Stem and seed the chiles.
Heat a heavy-duty skillet over medium-low heat and toast the guajillo chiles in two batches until fragrant and slightly darkened, about 2 minutes. Move the chiles to a medium bowl and soak in cold water for about 30 minutes.
Toast the garlic and onion in the same skillet, until golden with some charring.
Drain the chiles and combine with the garlic, onion, cloves, and allspice in a blender. Blend until very smooth, adding a small amount of water if necessary to ensure the mixture is smooth.

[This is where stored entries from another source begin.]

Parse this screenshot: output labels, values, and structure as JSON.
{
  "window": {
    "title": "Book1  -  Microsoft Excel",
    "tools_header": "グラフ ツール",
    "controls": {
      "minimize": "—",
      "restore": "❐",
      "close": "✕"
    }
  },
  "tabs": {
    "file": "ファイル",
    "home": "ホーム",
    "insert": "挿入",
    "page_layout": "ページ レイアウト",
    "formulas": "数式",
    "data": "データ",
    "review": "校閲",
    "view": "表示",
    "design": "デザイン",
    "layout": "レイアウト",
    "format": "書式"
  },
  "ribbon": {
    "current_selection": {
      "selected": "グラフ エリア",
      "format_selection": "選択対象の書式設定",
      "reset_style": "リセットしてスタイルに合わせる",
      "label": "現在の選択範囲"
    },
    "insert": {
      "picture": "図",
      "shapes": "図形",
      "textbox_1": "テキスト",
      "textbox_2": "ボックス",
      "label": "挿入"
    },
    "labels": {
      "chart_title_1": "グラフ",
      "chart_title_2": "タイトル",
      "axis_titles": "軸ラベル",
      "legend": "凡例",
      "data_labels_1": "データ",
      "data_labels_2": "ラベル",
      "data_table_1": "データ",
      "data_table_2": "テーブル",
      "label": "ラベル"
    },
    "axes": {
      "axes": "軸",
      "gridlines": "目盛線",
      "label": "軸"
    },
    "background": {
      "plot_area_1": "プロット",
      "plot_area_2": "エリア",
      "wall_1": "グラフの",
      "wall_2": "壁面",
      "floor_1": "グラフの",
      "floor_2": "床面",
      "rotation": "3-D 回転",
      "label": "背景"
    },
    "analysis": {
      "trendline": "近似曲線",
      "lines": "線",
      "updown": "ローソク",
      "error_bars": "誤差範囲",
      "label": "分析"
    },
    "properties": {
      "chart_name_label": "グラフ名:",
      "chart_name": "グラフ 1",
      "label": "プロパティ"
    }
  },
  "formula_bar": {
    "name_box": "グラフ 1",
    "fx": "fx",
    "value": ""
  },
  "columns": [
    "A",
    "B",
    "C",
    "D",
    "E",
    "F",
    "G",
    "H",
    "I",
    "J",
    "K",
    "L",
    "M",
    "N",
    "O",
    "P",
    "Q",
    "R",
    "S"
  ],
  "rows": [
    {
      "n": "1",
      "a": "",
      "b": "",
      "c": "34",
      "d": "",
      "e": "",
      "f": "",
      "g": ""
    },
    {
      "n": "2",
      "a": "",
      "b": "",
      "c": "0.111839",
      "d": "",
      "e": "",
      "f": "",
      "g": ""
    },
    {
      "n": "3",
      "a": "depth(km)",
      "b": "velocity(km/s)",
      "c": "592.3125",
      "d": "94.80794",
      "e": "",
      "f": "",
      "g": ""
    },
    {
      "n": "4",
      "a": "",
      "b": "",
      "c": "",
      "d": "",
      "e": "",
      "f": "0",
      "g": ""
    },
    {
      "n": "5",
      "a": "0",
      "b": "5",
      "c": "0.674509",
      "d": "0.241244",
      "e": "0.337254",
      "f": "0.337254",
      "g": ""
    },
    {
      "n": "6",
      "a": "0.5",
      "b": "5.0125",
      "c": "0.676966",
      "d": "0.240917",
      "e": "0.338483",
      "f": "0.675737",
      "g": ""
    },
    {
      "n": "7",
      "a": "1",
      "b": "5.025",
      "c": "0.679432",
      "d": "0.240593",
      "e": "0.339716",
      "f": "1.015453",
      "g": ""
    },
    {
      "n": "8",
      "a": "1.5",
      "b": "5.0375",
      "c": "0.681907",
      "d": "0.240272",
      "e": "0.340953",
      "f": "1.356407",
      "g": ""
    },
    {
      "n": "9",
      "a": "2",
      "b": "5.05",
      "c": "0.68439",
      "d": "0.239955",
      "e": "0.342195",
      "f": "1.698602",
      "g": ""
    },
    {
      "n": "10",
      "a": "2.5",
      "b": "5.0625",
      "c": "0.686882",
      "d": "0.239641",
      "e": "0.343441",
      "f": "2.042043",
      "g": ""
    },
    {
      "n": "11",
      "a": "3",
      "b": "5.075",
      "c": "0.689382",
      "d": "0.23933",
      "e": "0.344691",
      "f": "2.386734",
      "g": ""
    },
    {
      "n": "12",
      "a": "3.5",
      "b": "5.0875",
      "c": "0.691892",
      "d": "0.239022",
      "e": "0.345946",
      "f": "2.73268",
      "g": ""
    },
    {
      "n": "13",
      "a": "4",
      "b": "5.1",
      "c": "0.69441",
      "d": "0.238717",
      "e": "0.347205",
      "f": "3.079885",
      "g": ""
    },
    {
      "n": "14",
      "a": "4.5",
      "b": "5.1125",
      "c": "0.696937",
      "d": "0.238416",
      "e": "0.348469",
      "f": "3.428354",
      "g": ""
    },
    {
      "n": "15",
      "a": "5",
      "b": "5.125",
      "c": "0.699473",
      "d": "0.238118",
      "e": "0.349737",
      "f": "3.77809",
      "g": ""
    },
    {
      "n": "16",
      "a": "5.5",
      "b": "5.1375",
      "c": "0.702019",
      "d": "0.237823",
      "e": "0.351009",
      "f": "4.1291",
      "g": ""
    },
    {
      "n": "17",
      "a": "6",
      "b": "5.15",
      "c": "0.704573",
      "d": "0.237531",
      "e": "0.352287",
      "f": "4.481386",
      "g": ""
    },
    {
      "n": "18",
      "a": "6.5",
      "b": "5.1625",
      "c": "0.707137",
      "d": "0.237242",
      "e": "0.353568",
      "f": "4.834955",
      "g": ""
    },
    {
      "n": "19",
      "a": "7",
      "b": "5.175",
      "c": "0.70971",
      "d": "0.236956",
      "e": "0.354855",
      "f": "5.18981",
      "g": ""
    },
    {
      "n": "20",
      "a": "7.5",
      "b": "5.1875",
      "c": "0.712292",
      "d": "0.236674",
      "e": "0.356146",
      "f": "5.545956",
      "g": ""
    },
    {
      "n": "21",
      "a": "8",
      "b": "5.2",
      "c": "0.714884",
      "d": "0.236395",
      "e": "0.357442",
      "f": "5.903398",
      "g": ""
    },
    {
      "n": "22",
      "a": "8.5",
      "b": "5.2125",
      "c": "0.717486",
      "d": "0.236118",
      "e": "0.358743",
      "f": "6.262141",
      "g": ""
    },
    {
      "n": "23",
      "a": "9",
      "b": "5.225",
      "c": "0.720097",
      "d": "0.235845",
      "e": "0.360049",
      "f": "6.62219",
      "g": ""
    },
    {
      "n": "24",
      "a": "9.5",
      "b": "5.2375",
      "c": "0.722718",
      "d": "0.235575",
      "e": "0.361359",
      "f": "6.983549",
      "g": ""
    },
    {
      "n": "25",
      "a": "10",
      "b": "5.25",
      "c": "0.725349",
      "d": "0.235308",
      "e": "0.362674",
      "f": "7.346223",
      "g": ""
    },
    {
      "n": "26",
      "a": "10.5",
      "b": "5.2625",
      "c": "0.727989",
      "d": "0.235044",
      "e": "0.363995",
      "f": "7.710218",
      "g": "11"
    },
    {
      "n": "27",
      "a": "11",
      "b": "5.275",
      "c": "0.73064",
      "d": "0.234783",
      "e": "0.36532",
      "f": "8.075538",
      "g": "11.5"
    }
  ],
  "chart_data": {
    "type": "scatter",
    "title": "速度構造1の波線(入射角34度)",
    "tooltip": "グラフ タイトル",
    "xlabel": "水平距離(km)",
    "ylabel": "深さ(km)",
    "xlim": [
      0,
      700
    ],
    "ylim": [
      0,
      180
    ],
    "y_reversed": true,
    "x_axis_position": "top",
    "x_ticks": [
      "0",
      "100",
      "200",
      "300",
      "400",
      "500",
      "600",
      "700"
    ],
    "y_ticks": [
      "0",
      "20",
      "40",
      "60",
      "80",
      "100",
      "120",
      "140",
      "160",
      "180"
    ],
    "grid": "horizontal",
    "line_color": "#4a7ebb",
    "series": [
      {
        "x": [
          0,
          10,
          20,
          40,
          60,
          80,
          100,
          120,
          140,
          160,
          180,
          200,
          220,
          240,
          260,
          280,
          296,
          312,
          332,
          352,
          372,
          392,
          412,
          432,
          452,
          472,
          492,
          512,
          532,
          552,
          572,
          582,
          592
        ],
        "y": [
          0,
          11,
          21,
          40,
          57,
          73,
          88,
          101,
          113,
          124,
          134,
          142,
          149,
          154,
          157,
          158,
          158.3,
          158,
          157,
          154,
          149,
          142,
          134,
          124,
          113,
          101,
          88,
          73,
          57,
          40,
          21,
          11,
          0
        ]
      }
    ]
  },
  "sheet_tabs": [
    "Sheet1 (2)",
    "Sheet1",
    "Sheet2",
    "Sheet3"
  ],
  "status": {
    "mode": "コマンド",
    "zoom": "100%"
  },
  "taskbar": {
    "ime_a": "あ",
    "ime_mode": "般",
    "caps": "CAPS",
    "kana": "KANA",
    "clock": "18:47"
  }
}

In a medium Dutch oven, heat the oil over medium heat and add the chili mixture. Reduce the heat to low and stir constantly until the mixture begins to thicken, about 5 minutes. Add the water and raise the heat to medium-high to allow the mixture to boil. Stir in the vinegar, sugar, and one tablespoon of kosher salt. Reduce heat to a simmer and allow to cook partially covered, checking back to stir here and there for about 30 minutes. Add water as necessary to keep the sauce consistency.
After 30 minutes has passed, either move on to making the posole or let cool & transfer to a small container to refrigerate if making ahead of time--use a glass bowl, like a Pyrex, with a lid or covered with plastic wrap to store this, as the tomato will stain your plastic containers.
Char the chiles either over your gas stove burner using tongs to flip until they're fully blackened or use your broiler, charring them under high heat on a foil-lined baking sheet. If you happen to have a bernzomatic torch (like the one I used to torch fish recently), you can, of course, use that! **Spoiler alert** I used my torch :). Immediately put the charred chiles into a bowl and cover to allow them to steam until the skins loosen. When they're cool enough to handle; peel, seed, and slice them.
To the pot with your warm chile sauce made above (if you made the sauce ahead, be sure to warm it up in the same dutch oven before proceeding), add the chicken, broth, oregano, and about a tablespoon of salt to the pot and bring to a simmer. Tie the cilantro with kitchen string and throw in the pot with the hominem and simmer for about 20 minutes or until the chicken is cooked through. Add the poblano chiles and cook until heated through.
Serve! Chicken posole is traditionally served with shredded lettuce, sliced radish, and lime slices (to squeeze into soup). Cheese is also traditional, but not kosher to be mixed with the meat.
Happy New Years! Do you bother with resolutions or are you a realist like we are?